Naturally, you see publications that encourage reader participation in these kinds of word games. Some offer contests where you get a chance to write parodies of famous authors' styles.
But the Washington Post's Mensa Invitational is one of the more clever opportunities. The Post invites readers to take any word from the dictionary, alter it by adding, subtracting or changing one letter and then supplying a new definition.

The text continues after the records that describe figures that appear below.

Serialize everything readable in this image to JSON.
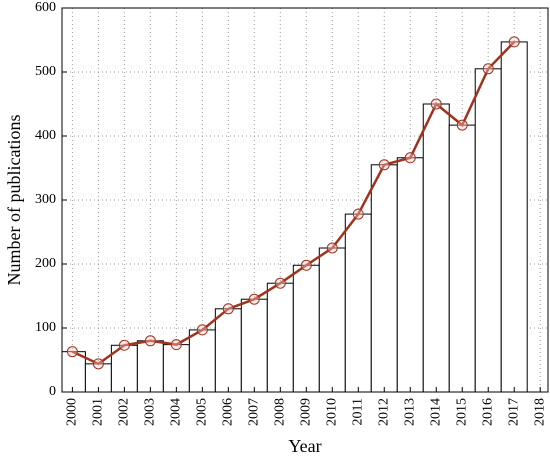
{
  "chart_data": {
    "type": "bar",
    "x_label": "Year",
    "y_label": "Number of publications",
    "x": [
      2000,
      2001,
      2002,
      2003,
      2004,
      2005,
      2006,
      2007,
      2008,
      2009,
      2010,
      2011,
      2012,
      2013,
      2014,
      2015,
      2016,
      2017
    ],
    "values": [
      63,
      44,
      73,
      80,
      74,
      97,
      130,
      145,
      170,
      198,
      225,
      278,
      355,
      366,
      450,
      417,
      505,
      547
    ],
    "color": "#ffffff",
    "edge_color": "#000000",
    "line_overlay": true,
    "line_color": "#a0321e",
    "xlim": [
      1999.6,
      2018.3
    ],
    "xticks": [
      2000,
      2001,
      2002,
      2003,
      2004,
      2005,
      2006,
      2007,
      2008,
      2009,
      2010,
      2011,
      2012,
      2013,
      2014,
      2015,
      2016,
      2017,
      2018
    ],
    "ylim": [
      0,
      600
    ],
    "yticks": [
      0,
      100,
      200,
      300,
      400,
      500,
      600
    ],
    "grid": true
  }
}
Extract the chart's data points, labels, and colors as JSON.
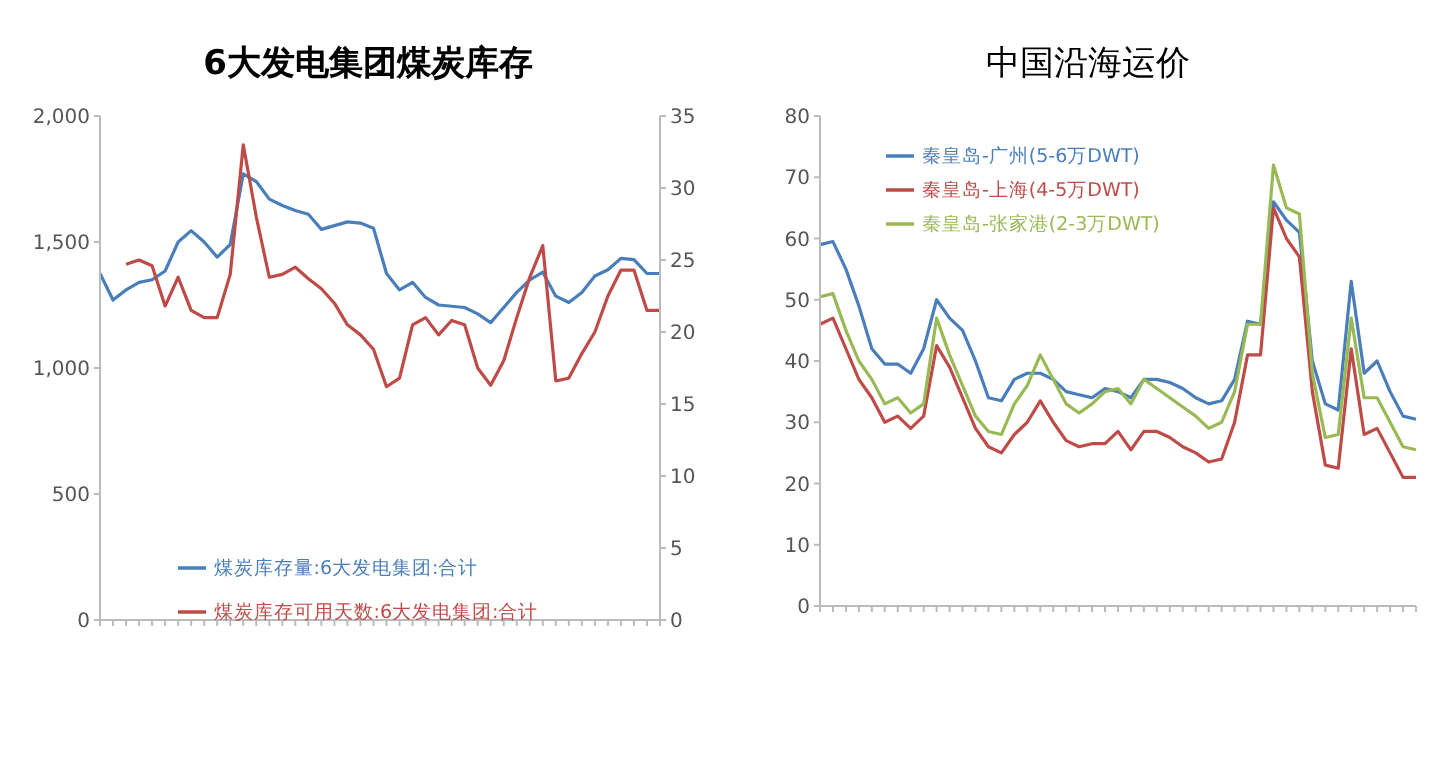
{
  "chart_data": [
    {
      "type": "line",
      "title": "6大发电集团煤炭库存",
      "categories": [
        null,
        null,
        null,
        null,
        null,
        null,
        null,
        null,
        null,
        null,
        null,
        null,
        null,
        null,
        null,
        null,
        null,
        null,
        null,
        null,
        null,
        null,
        null,
        null,
        null,
        null,
        null,
        null,
        null,
        null,
        null,
        null,
        null,
        null,
        null,
        null,
        null,
        null,
        null,
        null,
        null,
        null,
        null,
        null
      ],
      "series": [
        {
          "name": "煤炭库存量:6大发电集团:合计",
          "color": "#4a7ebb",
          "values": [
            1375,
            1270,
            1310,
            1340,
            1350,
            1385,
            1500,
            1545,
            1500,
            1440,
            1490,
            1770,
            1740,
            1670,
            1645,
            1625,
            1610,
            1550,
            1565,
            1580,
            1575,
            1555,
            1375,
            1310,
            1340,
            1280,
            1250,
            1245,
            1240,
            1215,
            1180,
            1240,
            1300,
            1350,
            1380,
            1285,
            1260,
            1300,
            1365,
            1390,
            1435,
            1430,
            1375,
            1375
          ]
        },
        {
          "name": "煤炭库存可用天数:6大发电集团:合计",
          "color": "#be4b48",
          "axis": "y2",
          "values": [
            null,
            null,
            24.7,
            25.0,
            24.6,
            21.8,
            23.8,
            21.5,
            21.0,
            21.0,
            24.0,
            33.0,
            28.0,
            23.8,
            24.0,
            24.5,
            23.7,
            23.0,
            22.0,
            20.5,
            19.8,
            18.8,
            16.2,
            16.8,
            20.5,
            21.0,
            19.8,
            20.8,
            20.5,
            17.5,
            16.3,
            18.0,
            21.0,
            23.8,
            26.0,
            16.6,
            16.8,
            18.5,
            20.0,
            22.5,
            24.3,
            24.3,
            21.5,
            21.5
          ]
        }
      ],
      "ylim": [
        0,
        2000
      ],
      "yticks": [
        0,
        500,
        {
          "value": 1000,
          "label": "1,000"
        },
        {
          "value": 1500,
          "label": "1,500"
        },
        {
          "value": 2000,
          "label": "2,000"
        }
      ],
      "y2lim": [
        0,
        35
      ],
      "y2ticks": [
        0,
        5,
        10,
        15,
        20,
        25,
        30,
        35
      ],
      "legend": "bottom",
      "grid": false,
      "marker": "none",
      "line_style": "solid"
    },
    {
      "type": "line",
      "title": "中国沿海运价",
      "categories": [
        null,
        null,
        null,
        null,
        null,
        null,
        null,
        null,
        null,
        null,
        null,
        null,
        null,
        null,
        null,
        null,
        null,
        null,
        null,
        null,
        null,
        null,
        null,
        null,
        null,
        null,
        null,
        null,
        null,
        null,
        null,
        null,
        null,
        null,
        null,
        null,
        null,
        null,
        null,
        null,
        null,
        null,
        null,
        null,
        null,
        null,
        null
      ],
      "series": [
        {
          "name": "秦皇岛-广州(5-6万DWT)",
          "color": "#4a7ebb",
          "values": [
            59,
            59.5,
            55,
            49,
            42,
            39.5,
            39.5,
            38,
            42,
            50,
            47,
            45,
            40,
            34,
            33.5,
            37,
            38,
            38,
            37,
            35,
            34.5,
            34,
            35.5,
            35,
            34,
            37,
            37,
            36.5,
            35.5,
            34,
            33,
            33.5,
            37,
            46.5,
            46,
            66,
            63,
            61,
            40,
            33,
            32,
            53,
            38,
            40,
            35,
            31,
            30.5
          ]
        },
        {
          "name": "秦皇岛-上海(4-5万DWT)",
          "color": "#be4b48",
          "values": [
            46,
            47,
            42,
            37,
            34,
            30,
            31,
            29,
            31,
            42.5,
            39,
            34,
            29,
            26,
            25,
            28,
            30,
            33.5,
            30,
            27,
            26,
            26.5,
            26.5,
            28.5,
            25.5,
            28.5,
            28.5,
            27.5,
            26,
            25,
            23.5,
            24,
            30,
            41,
            41,
            65,
            60,
            57,
            35,
            23,
            22.5,
            42,
            28,
            29,
            25,
            21,
            21
          ]
        },
        {
          "name": "秦皇岛-张家港(2-3万DWT)",
          "color": "#98b954",
          "values": [
            50.5,
            51,
            45,
            40,
            37,
            33,
            34,
            31.5,
            33,
            47,
            41,
            36,
            31,
            28.5,
            28,
            33,
            36,
            41,
            37,
            33,
            31.5,
            33,
            35,
            35.5,
            33,
            37,
            35.5,
            34,
            32.5,
            31,
            29,
            30,
            35,
            46,
            46,
            72,
            65,
            64,
            38,
            27.5,
            28,
            47,
            34,
            34,
            30,
            26,
            25.5
          ]
        }
      ],
      "ylim": [
        0,
        80
      ],
      "yticks": [
        0,
        10,
        20,
        30,
        40,
        50,
        60,
        70,
        80
      ],
      "legend": "top left",
      "grid": false,
      "marker": "none",
      "line_style": "solid"
    }
  ]
}
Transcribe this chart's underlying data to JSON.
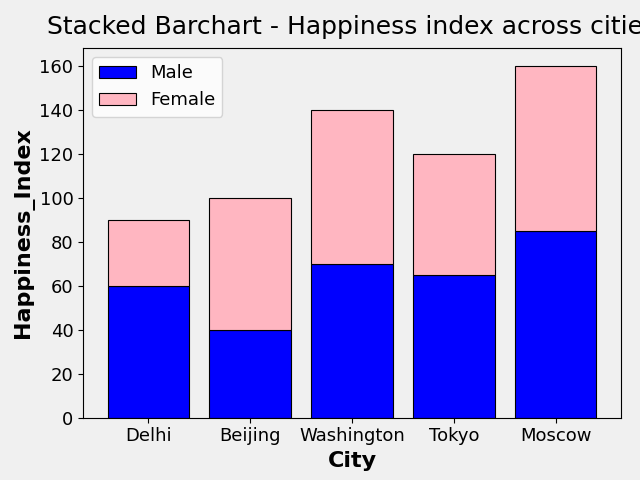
{
  "title": "Stacked Barchart - Happiness index across cities",
  "xlabel": "City",
  "ylabel": "Happiness_Index",
  "categories": [
    "Delhi",
    "Beijing",
    "Washington",
    "Tokyo",
    "Moscow"
  ],
  "male_values": [
    60,
    40,
    70,
    65,
    85
  ],
  "female_values": [
    30,
    60,
    70,
    55,
    75
  ],
  "male_color": "blue",
  "female_color": "lightpink",
  "male_label": "Male",
  "female_label": "Female",
  "ylim": [
    0,
    168
  ],
  "title_fontsize": 18,
  "label_fontsize": 16,
  "tick_fontsize": 13,
  "legend_fontsize": 13,
  "bar_edgecolor": "black",
  "bar_linewidth": 0.8,
  "figsize": [
    6.4,
    4.8
  ],
  "dpi": 100,
  "bg_color": "#f0f0f0"
}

Here are some of the examples that have been judged winners by the newspaper in the past:
>> Cashtration: The act of buying a house, which renders the subject financially impotent for an indefinite period of time.
>> Intaxicaton: Euphoria at getting a tax refund, which lasts until you realize it was your money to start with.
>> Reintarnation: Coming back to life as a hillbilly.
>> Bozone: The substance surrounding stupid people that stops bright ideas from penetrating. The bozone layer, unfortunately, shows little sign of breaking down in the near future.
>> Giraffiti: Vandalism spray-painted very, very high.
>> Sarchasm: The gulf between the author of sarcastic wit and the person who doesn't get it.
>> Inoculatte: To take coffee intravenously when you are running late.
>> Osteopornosis: A degenerate disease. (This one got extra credit.)
>> Hipatitis: Terminal coolness.
>> Karmageddon: It's like, when everybody is sending off all these really bad vibes, right? And then, like, the Earth explodes and it's like, a serious bummer.
>> Decafalon: The grueling event of getting through the day consuming only things that are good for you.
>> Glibido: All talk and no action.
>> Dopeler effect: The tendency of stupid ideas to seem smarter when they come at you rapidly.
>> Arachnoleptic fit: The frantic dance performed just after you've accidentally walked through a spider web.
And, for good measure, the same newspaper also gives readers the chance to supply alternate meanings for common words.
Here are some the submissions:
>> Coffee: The person upon whom one coughs.
>> Flabbergasted: Appalled by discovering how much weight one has gained.
>> Abdicate: To give up all
hope of ever having a flat stomach.
>> Esplanade: To attempt an explanation while drunk.
>> Negligent: Absentmindedly answering the door when wearing only a nightgown.
>> Lymph: To walk with a lisp.
>> Flatulence: Emergency
vehicle that picks up someone who has been run over by a steamroller.
>> Testicle: A humorous question on an exam.
And yes, one might be able to coin a new word for the practice of filling column space with words borrowed from others to prevent what otherwise would be blank space on this page. I think I'll call it pagerism.